Ten Things for Which I Am Thankful
by Alexis Anne Rosseau
1. I am thankful that my father did not perform my splenectomy. He surely would've botched the job and killed me in the process.
2. I am thankful that I'm no longer in the hospital. Even if the nurses didn't kill me, either deliberately or through their incompetence, the food eventually would have finshed me off, either because it was so disgusting that my inabiity to eat it would have cause me to starve to death or because dangerous pathogens were present either in the food at the outset or were transferred to the food by the unwashed hands of the cafeteria workers.
3. My mom spent two nights as my roommate in the hospital because she had just undergone kidney stone removal surgery.
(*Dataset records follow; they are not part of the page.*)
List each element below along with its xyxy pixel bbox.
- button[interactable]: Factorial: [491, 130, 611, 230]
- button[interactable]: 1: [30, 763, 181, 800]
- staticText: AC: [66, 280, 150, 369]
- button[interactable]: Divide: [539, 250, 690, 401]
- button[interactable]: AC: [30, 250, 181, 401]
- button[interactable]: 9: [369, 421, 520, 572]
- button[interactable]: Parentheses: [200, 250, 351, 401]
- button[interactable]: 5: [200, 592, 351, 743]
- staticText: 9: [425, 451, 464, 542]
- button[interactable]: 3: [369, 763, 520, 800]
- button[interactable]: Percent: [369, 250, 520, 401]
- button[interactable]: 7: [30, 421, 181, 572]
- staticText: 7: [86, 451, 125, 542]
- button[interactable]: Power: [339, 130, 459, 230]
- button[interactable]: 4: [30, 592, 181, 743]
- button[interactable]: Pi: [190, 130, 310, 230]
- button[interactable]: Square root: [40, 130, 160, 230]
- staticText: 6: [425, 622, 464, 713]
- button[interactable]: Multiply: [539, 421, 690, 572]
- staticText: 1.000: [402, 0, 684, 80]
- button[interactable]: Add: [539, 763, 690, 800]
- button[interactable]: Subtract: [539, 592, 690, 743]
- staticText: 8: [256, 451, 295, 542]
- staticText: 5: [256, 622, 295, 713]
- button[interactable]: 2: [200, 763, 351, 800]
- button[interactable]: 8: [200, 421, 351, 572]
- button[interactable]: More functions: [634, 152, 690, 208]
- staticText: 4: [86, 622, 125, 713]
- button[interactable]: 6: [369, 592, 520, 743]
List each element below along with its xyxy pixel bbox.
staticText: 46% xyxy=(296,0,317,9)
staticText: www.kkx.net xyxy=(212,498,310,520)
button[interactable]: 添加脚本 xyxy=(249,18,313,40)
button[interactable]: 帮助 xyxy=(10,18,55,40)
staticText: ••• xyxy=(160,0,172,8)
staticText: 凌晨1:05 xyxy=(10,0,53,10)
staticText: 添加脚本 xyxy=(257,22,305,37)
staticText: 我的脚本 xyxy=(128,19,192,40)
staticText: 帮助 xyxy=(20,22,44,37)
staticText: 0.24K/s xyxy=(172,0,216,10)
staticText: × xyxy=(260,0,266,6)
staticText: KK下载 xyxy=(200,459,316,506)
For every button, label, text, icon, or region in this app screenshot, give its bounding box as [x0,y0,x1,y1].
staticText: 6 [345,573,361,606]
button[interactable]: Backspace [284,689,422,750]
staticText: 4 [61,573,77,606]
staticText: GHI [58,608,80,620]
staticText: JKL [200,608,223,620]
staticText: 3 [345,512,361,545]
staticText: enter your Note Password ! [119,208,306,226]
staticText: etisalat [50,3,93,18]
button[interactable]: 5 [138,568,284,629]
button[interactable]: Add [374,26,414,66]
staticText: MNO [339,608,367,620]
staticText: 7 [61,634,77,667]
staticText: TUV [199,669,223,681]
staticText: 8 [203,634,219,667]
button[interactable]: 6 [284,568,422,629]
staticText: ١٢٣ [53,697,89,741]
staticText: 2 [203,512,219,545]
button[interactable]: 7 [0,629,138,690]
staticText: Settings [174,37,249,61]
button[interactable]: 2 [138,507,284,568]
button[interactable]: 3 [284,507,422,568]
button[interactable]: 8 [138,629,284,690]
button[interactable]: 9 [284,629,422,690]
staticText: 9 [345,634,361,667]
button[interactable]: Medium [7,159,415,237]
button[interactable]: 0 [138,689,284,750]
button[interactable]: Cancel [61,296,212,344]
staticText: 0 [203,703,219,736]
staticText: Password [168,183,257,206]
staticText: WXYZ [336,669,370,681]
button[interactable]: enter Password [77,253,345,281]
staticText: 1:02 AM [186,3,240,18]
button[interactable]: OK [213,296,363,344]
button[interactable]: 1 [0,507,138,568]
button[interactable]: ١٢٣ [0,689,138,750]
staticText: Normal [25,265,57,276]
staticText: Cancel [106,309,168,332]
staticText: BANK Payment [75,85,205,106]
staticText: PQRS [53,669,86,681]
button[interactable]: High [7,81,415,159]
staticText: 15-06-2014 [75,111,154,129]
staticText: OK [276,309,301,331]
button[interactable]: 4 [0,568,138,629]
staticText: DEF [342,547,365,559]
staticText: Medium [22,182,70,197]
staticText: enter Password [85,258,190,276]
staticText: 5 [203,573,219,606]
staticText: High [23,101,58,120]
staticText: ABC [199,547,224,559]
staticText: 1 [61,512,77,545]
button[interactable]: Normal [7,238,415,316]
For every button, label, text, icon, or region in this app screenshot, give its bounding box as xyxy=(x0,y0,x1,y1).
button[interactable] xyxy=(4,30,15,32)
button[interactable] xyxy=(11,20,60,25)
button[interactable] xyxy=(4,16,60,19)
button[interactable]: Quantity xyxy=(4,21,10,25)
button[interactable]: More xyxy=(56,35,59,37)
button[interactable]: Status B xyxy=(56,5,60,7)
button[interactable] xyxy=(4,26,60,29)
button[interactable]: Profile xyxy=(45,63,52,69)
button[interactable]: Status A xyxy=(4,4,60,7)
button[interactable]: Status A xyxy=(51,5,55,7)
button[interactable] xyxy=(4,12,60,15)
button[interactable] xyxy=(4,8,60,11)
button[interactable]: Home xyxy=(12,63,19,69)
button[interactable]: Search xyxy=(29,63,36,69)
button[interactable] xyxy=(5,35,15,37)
Not only was she good company; the doctors and nurses could not mistreat me in her presence.
4. My PseudoAunt's Cousin's Ex-wife brought to me one dozen Baskin Robbins clown cones to me, and I still have eight remaining, which my brother has been forbidden by those with authority to enforce the directive, to touch without my express consent, and only when I am in a sufficiently lucid state to give consent. He can't wake me up at 3:00 a.m. after I've taken a Vicodin to ask for one.
5. My PseudoAunt Jillian just received the news that she passed the California Bar Exam on her first attempt.
6. My piano is being tuned next week.
8. My father doesn't hav any hernias or back problems that I know about, so he can carry me upstairs if I don't feel up to making the trip on my own.
9. Jesse Spencer is back on "House" after an entirely too long hiatus.
10. The thread count on my Egyptian cotton sheets at home is 2,000, This is because my aunt and uncle are generous, not because my dad tells my mom that money is just money and that it's senseless for us to live as paupers so that their money can all go to some charity when my parents finally pass on to the next world. The sheets in the hospital practically gave me bedsores, and I was only in there for a week. Thank God for Egyptian cotton sheets with a thread count higher than two digits.
Postscript: My dad was less than pleased with my effort, but he did agree to let me relocate from the dining room chair that is, I would imagine, approximately as uncomfortable as an electric chair would be, to the family room sofa. My dad periodically shows trace evidence of a conscience.